D- Differential diagnosis:
* Acute Polyneuropathies
– Acute intermittent porphyria: extensive paralysis often associated with abdominal pain pseudochirurgicales triggered by drug intake (barbiturate) red port urine; it is an axonal neuropathy.
* Polyradiculoneuropathy with hypercytose CSF
– After a tick bite (Lyme disease): CSF hypercytose
– Other: HIV;
* Acute Spinal cord compression or cauda equina
* Subacute or chronic polyradiculoneuropathy (installation time
– It is done in three phases: expansion phase (one to three weeks); plateau phase (one to three weeks); recovery phase (several weeks to several months). Full recovery in about 80% of cases.
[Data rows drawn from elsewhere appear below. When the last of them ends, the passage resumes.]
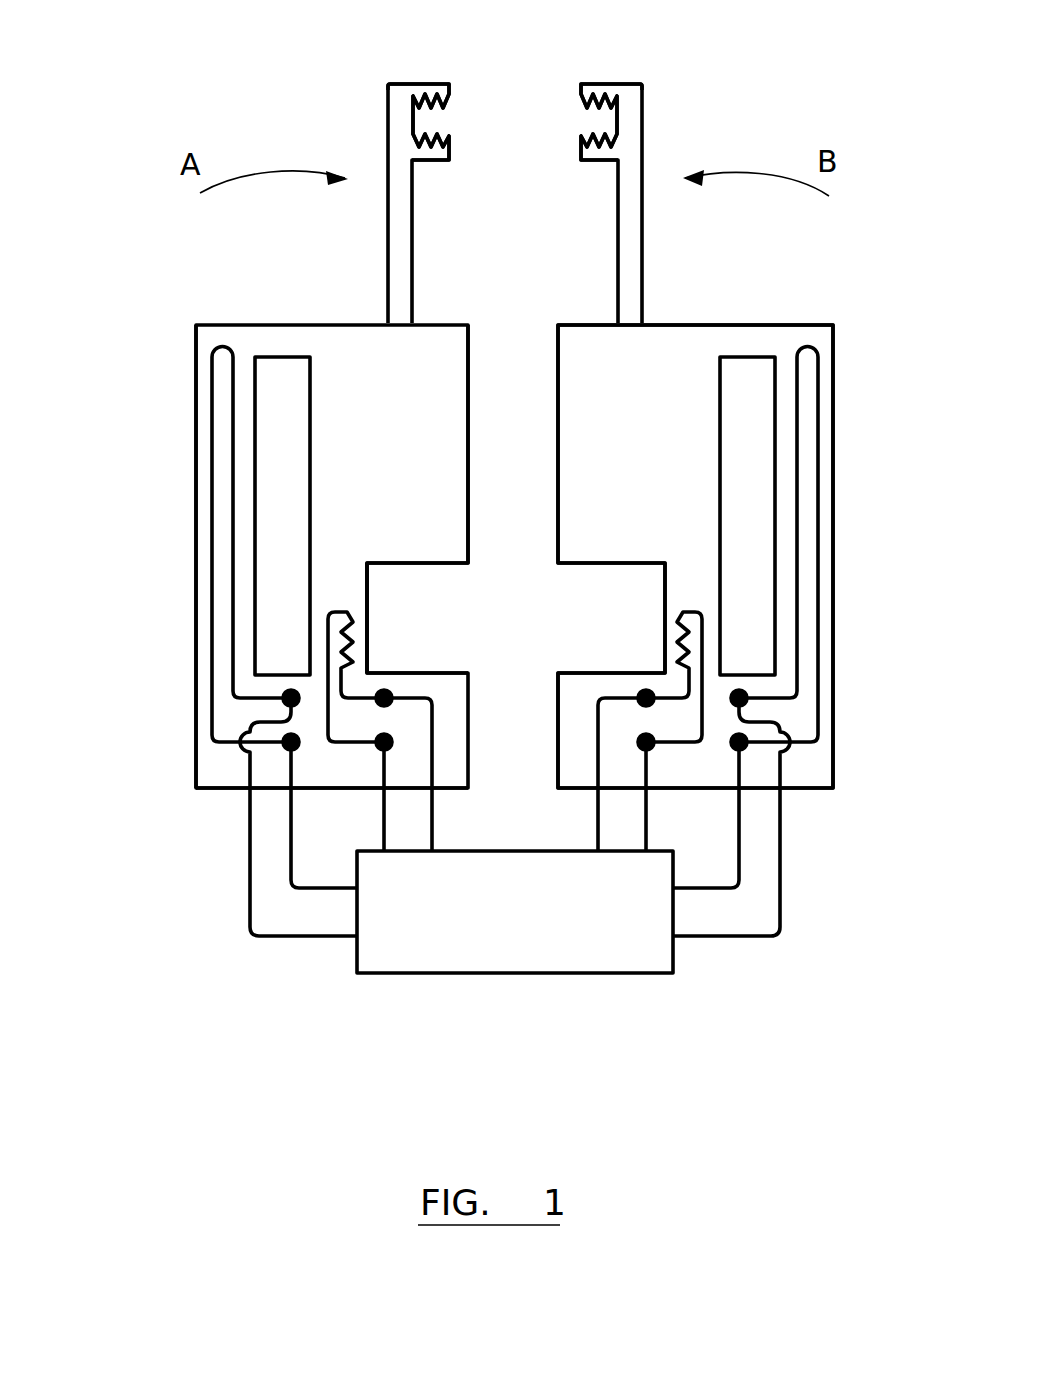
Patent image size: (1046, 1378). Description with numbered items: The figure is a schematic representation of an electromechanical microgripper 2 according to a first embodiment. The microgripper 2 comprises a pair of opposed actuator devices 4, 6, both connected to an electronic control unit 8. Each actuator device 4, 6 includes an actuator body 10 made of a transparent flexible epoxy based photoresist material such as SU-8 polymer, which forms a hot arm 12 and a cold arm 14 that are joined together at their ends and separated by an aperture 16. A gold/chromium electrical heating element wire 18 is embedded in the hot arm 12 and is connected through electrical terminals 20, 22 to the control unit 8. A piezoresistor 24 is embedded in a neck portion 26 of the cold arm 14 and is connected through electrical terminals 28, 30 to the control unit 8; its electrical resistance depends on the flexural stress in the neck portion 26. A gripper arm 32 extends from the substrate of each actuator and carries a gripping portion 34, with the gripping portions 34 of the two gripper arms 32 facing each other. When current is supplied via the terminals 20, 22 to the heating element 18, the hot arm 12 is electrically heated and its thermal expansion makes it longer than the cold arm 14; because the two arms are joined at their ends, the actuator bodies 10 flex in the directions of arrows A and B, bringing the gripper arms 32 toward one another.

The microgripper 2 is at (706, 292).
The actuator device 4 is at (205, 337).
The actuator device 6 is at (822, 341).
The electronic control unit 8 is at (612, 942).
The actuator body 10 is at (207, 767).
The hot arm 12 is at (205, 657).
The cold arm 14 is at (436, 526).
The aperture 16 is at (285, 462).
The electrical heating element wire 18 is at (210, 398).
The electrical terminal 20 is at (291, 690).
The electrical terminal 22 is at (291, 750).
The piezoresistor 24 is at (330, 612).
The neck portion 26 is at (372, 612).
The electrical terminal 28 is at (388, 686).
The electrical terminal 30 is at (384, 750).
The gripper arm 32 is at (378, 163).
The gripping portion 34 is at (403, 93).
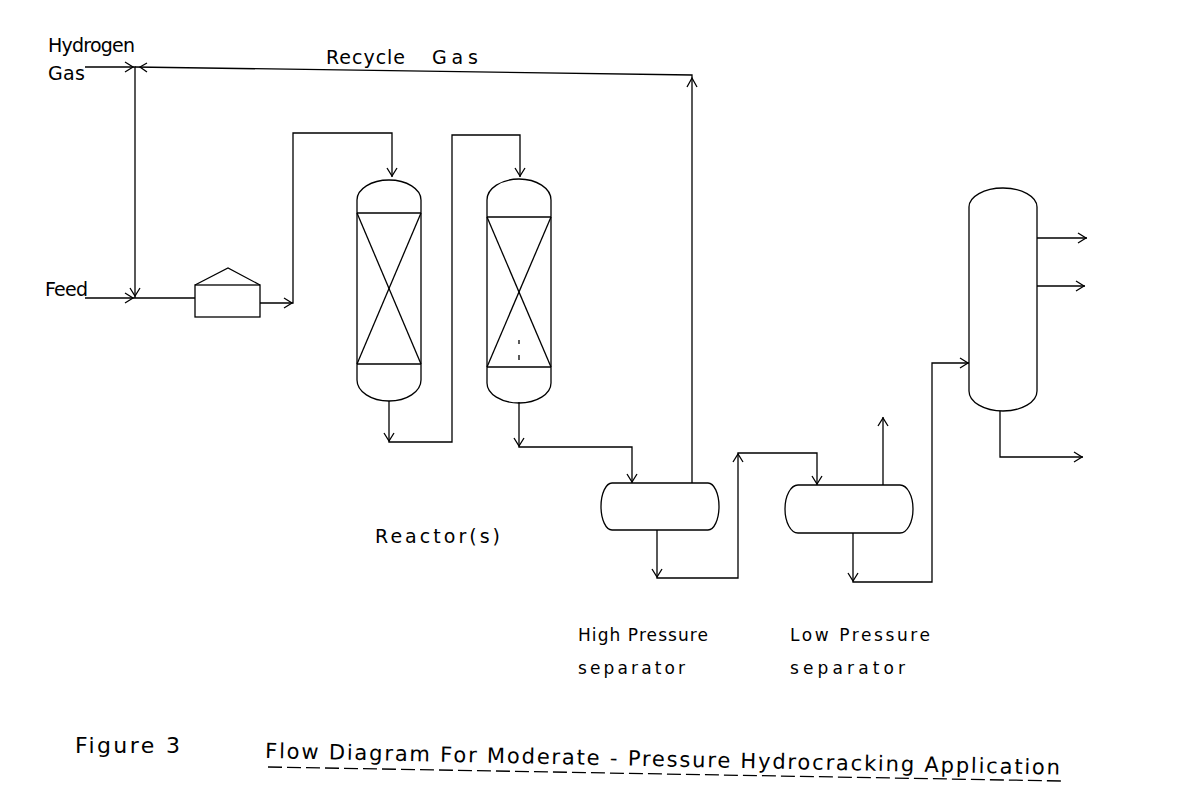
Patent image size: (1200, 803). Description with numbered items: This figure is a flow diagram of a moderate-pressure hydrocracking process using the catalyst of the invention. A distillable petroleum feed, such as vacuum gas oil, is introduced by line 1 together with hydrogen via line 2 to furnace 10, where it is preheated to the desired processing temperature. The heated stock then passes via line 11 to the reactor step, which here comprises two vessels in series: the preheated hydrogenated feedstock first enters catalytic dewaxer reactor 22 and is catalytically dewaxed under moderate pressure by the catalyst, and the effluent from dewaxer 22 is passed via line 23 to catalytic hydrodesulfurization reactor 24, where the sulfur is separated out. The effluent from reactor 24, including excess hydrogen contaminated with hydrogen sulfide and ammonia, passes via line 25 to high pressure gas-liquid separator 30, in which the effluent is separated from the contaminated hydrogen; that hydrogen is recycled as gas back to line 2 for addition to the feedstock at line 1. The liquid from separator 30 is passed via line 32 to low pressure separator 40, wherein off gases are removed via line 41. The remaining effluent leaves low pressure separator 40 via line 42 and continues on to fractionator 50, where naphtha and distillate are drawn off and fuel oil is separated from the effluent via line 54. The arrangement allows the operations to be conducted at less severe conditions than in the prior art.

The line 1 is at (140, 315).
The line 2 is at (125, 180).
The furnace 10 is at (227, 293).
The line 11 is at (328, 220).
The catalytic dewaxer reactor 22 is at (389, 290).
The line 23 is at (454, 288).
The catalytic hydrodesulfurization reactor 24 is at (519, 291).
The line 25 is at (575, 442).
The high pressure gas-liquid separator 30 is at (660, 506).
The line 32 is at (737, 515).
The low pressure separator 40 is at (849, 509).
The line 41 is at (892, 427).
The line 42 is at (908, 471).
The fractionator 50 is at (1079, 299).
The line 54 is at (1082, 438).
– The duration of the plateau phase is a functional prognostic factor.
– The recovery is usually done in the reverse order of onset of paralysis.
– The prognosis is involved: swallowing and breathing problems; dysautonomia; thromboembolic risk
– The long-term risk of sequelae due to incomplete recovery: motor weakness, paresthesias, ataxia, periarticular calcification.
– Ability to secondary axonal injury: potential fibrillation and decreased distal motor potential EMG
F- etiological treatment:
– Plasmapheresis during the extension phase: it limits the extension of the paralysis, shortened the plateau phase accelerates the recovery of walking
– Versatile IV immunoglobulin (comparable efficacy to plasma exchange).